Duta Besar LBPP Indonesia untuk Brasil periode 2010-2015, Sudaryomo Hartosudarmo mengenang cara presiden pertama Republik Indonesia, Soekarno, dalam menentukan kantor kedutaan Indonesia di Brasilia yang kini menjadi ibu kota baru Brasil.

Hal itu diketahhui Sudaryomo dari arsip yang dia baca saat menjabat sebagai duta besar Indonesia untuk Brasil. Dia menyebut Brasil pada saat itu melakukan pemindahan ibu kota dari sebelumnya Rio de Jainero menjadi Brasilia.

1. Memilih kantor kedutaan dengan melempar koin

Jauh Sebelum Brasil Pindah Ibu Kota, Soekarno Sudah Pilih Brasiliaebay.com

Sudaryomo mengatakan, pada saat itu Soekarno diundang oleh Presiden Brasil periode 1956-1961 Juscelino Kubitschek de Oliveira untuk datang ke Brasilia. Orang nomor satu di Indonesia diminta untuk memilih kantor kedutaan negaranya di ibu kota baru Brasil tersebut.

Soekarno kemudian memenuhi permintaan tersebut. Sang proklamator kemudian meminta diterbangkan dengan helikopter di atas lahan kosong wilayah Brasilia. Selanjutnya, Soekarno melemparkan koin dan menjadikan tempat jatuhnya koin tersebut sebagai wilayah kantor kedutaan Republik Indonesia.

“Jadi ini kejadian beliau (Soekarno, red) memilih kediaman untuk duta besar Indonesia,” ujarnya di Forum Merdeka Barat 9, Jakarta, Rabu (10/7).

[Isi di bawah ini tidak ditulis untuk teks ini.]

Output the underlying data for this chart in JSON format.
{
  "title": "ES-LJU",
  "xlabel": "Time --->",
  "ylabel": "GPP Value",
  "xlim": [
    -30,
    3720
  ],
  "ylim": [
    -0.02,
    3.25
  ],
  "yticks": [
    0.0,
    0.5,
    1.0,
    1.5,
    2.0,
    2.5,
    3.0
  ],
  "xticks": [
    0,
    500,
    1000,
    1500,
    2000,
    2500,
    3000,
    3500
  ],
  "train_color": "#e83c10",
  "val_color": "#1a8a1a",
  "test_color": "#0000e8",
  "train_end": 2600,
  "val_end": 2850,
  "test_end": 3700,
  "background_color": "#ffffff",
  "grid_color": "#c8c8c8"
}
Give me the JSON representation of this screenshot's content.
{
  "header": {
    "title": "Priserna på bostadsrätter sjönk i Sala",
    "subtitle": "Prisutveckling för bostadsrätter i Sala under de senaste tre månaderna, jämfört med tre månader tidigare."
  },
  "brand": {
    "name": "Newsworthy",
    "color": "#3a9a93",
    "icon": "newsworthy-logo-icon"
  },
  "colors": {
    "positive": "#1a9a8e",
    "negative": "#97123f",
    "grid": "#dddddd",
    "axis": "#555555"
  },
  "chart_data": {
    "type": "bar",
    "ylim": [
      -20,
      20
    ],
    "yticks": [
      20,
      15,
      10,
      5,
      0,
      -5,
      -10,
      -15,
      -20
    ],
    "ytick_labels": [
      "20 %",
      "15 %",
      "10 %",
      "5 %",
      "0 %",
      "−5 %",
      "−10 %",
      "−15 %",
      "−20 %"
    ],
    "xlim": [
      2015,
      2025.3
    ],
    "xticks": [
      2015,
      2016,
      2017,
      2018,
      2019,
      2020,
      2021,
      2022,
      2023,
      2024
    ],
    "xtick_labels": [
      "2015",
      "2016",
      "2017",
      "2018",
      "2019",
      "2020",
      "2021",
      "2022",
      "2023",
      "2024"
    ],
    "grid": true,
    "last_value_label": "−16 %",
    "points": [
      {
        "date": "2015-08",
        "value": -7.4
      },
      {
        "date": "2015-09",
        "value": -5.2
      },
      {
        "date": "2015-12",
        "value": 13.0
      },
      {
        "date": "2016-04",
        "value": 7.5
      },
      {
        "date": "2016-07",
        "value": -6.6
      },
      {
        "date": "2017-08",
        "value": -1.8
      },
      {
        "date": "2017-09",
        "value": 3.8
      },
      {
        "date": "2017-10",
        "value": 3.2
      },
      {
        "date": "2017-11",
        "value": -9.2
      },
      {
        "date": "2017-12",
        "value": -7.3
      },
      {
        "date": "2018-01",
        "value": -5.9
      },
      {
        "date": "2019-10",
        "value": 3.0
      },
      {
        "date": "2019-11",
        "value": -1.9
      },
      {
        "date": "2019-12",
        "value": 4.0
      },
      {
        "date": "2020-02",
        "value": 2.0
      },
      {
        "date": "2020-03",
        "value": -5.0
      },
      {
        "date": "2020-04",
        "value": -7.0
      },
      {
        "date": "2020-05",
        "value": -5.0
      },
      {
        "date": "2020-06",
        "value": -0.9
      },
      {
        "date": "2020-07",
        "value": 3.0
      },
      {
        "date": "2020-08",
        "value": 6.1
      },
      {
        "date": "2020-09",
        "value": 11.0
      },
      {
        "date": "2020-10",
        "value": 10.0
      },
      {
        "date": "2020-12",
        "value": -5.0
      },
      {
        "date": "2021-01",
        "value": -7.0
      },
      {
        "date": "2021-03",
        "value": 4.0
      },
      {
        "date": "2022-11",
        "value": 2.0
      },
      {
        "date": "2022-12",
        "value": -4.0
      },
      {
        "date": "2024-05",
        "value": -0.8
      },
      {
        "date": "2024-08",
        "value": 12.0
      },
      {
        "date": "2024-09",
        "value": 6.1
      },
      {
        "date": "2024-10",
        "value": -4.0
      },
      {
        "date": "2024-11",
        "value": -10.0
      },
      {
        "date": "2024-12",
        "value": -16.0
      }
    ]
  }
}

2. Pemindahan ibu kota dilakukan dalam waktu 2000 hari

Jauh Sebelum Brasil Pindah Ibu Kota, Soekarno Sudah Pilih BrasiliaIDN Times/Gregorius Aryodamar P

Sudaryomo juga memuji keberhasilan Kubitschek yang sukses melakukan pemindahan ibu kota hanya dalam waktu 2000 hari. Dirinya menilai Kubitschek mampu melakukannya di momentum yang tepat. ” Ini terjadi saat ekonomi Brasil tengah booming,” tuturnya.

Menurut dia, apa yang dilakukan Kubitschek merupakan mandat dari konstitusi. Sehingga, keinginan pemerintah Indonesia untuk melakukan pemindahan ibu kota juga merupakan amanat konstitusi.

3. Puji tata kota Brasilia

Jauh Sebelum Brasil Pindah Ibu Kota, Soekarno Sudah Pilih BrasiliaIDN Times/istimewa

Selama menjabat sebagai duta besar, Sudaryomo melihat langsung kondisi kota Brasilia. Dia memuji kota tersebut memiliki tata kelola kota yang baik. Bahkan, pemerintah Brasil mampu menempatkan bangunan-bangunan pemerintah dan bisnis di posisi strategis.

“Brasiia seperti badan pesawat, sayap untuk kawasan bisnis, badannya untuk pusat pemerintahan. Ini barangkali jadi efisien karena semua kementerian ada di istana. Istana di brasilia sangat sederhana dibanding Rio de Jainero. Jadi sekali lagi ini kota yang baik sekali dan direncanakan jauh-jauh hari,” tandasnya.